The Financial Services Conduct Authority argued that the curatorship has been finalised and there is good reason for the termination of the curators now.
Since the start of the curatorship, numerous assets have been sold. Netwerk24 says R171m was raised. The largest amount, of R43.4m, was obtained for Century City property Facets. The Facets Lifestyle Centre was bought with investor money for J. Arthur Brown’s wife.
The curators also received a total of R50m through the sale of investments in the private equity portfolio of the asset manager. Other money raised amounts to R57m and includes the rights to a cricket lodge that were sold.
The total cost of the curatorship, excluding value-added tax (VAT) amounted to R101.6m at the end of April.
- Curators fees to Dines Gihwala: R16.1m
- Curator fees to George Papadakis: R11.6m
- Curator fees to John Levin: R6.2m
- Forensic accounting services: R8.6m
- DLA and CDH Legal Services: R49.3m
Initially, Gihwala and Papadakis were confirmed as curators.
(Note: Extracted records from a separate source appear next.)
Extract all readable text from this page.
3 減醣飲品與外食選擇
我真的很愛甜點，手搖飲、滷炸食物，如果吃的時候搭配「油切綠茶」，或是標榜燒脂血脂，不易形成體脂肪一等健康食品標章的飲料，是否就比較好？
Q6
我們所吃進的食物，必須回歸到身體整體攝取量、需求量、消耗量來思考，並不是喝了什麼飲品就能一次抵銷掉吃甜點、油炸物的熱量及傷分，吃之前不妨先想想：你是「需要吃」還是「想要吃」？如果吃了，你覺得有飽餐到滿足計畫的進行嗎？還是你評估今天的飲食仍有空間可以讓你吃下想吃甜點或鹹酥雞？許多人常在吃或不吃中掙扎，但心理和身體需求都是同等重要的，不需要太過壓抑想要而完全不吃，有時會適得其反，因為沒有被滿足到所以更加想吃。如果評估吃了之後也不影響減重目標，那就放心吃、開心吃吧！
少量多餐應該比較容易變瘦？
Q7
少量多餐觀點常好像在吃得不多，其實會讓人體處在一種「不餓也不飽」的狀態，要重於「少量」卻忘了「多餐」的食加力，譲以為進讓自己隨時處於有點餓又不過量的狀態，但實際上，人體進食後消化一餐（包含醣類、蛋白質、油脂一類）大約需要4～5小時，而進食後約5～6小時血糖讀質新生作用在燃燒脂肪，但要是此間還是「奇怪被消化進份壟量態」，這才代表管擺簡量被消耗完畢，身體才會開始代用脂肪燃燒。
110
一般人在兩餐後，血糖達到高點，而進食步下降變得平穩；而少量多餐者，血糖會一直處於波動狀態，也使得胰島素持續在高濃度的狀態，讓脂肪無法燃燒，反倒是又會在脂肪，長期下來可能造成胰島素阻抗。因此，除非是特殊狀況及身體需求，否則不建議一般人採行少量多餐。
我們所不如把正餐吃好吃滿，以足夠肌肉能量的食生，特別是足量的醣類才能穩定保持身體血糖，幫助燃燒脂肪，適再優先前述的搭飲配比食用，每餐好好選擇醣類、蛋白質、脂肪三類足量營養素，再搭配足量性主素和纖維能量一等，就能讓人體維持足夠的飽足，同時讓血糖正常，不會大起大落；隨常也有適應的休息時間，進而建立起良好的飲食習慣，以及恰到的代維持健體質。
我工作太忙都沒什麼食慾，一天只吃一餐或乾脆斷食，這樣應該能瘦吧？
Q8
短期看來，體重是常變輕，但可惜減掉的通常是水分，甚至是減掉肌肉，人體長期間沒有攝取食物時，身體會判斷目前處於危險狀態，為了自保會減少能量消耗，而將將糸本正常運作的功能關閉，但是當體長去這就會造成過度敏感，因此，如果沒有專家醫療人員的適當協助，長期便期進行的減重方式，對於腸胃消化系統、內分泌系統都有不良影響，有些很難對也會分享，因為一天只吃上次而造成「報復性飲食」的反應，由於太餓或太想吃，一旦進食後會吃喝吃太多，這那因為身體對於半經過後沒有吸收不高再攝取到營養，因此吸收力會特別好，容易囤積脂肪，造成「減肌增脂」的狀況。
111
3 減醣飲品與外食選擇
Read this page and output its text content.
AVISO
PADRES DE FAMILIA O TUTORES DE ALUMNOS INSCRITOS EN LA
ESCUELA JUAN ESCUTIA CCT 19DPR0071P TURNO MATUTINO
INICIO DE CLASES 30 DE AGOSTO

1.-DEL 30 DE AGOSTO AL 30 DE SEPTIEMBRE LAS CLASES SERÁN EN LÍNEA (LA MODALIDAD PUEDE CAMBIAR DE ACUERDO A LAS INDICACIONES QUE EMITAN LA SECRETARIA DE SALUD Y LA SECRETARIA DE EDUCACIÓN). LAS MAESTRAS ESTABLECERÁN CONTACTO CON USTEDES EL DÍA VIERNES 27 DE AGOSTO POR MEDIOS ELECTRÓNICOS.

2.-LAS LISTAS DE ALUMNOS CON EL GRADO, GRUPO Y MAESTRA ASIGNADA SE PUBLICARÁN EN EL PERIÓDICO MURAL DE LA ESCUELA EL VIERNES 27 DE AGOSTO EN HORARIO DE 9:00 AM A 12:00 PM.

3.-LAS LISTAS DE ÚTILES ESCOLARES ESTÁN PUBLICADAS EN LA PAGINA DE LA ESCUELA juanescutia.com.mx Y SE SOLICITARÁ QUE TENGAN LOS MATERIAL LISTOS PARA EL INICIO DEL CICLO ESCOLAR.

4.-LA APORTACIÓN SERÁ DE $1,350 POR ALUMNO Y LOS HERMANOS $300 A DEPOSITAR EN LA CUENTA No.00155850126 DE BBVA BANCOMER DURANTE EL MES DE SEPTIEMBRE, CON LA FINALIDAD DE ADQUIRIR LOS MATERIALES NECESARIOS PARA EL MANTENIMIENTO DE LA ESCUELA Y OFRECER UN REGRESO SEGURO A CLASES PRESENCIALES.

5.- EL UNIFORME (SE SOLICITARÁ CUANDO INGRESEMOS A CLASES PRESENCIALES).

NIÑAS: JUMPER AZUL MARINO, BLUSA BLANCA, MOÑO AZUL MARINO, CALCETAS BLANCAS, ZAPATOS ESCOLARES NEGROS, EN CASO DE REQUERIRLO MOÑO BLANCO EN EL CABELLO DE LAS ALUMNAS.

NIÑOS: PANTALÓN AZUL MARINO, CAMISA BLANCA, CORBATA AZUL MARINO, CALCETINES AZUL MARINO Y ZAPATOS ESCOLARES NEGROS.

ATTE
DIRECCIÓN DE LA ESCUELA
Gihwala resigned in June 2014 following an order in connection with another company that was not related to the Fidentia, says Netwerk24. Levin was appointed after that.
Insolvency practitioner Gihwala was struck off the roll of attorneys earlier this year, reports TimesLive. The former chairman of one of South Africa’s big five law firms, Cliffe Dekker Hofmeyr, Gihwala’s downfall followed a complaint of “unprofessional and dishonourable conduct” against him by Karim Mawji, CEO of the Swiss-based asset management company Montague Goldsmith, to the Cape Law Society, it says.
According to the court, Gihwala paid fees at Stellenbosch University for the daughter of a beneficiary of his family trust using “interest” that belonged to Montague Goldsmith, reports the news company.
Judge Mark Sher ended crooked lawyer Gihwala’s 40-year career with a scathing 25-page judgment, it adds.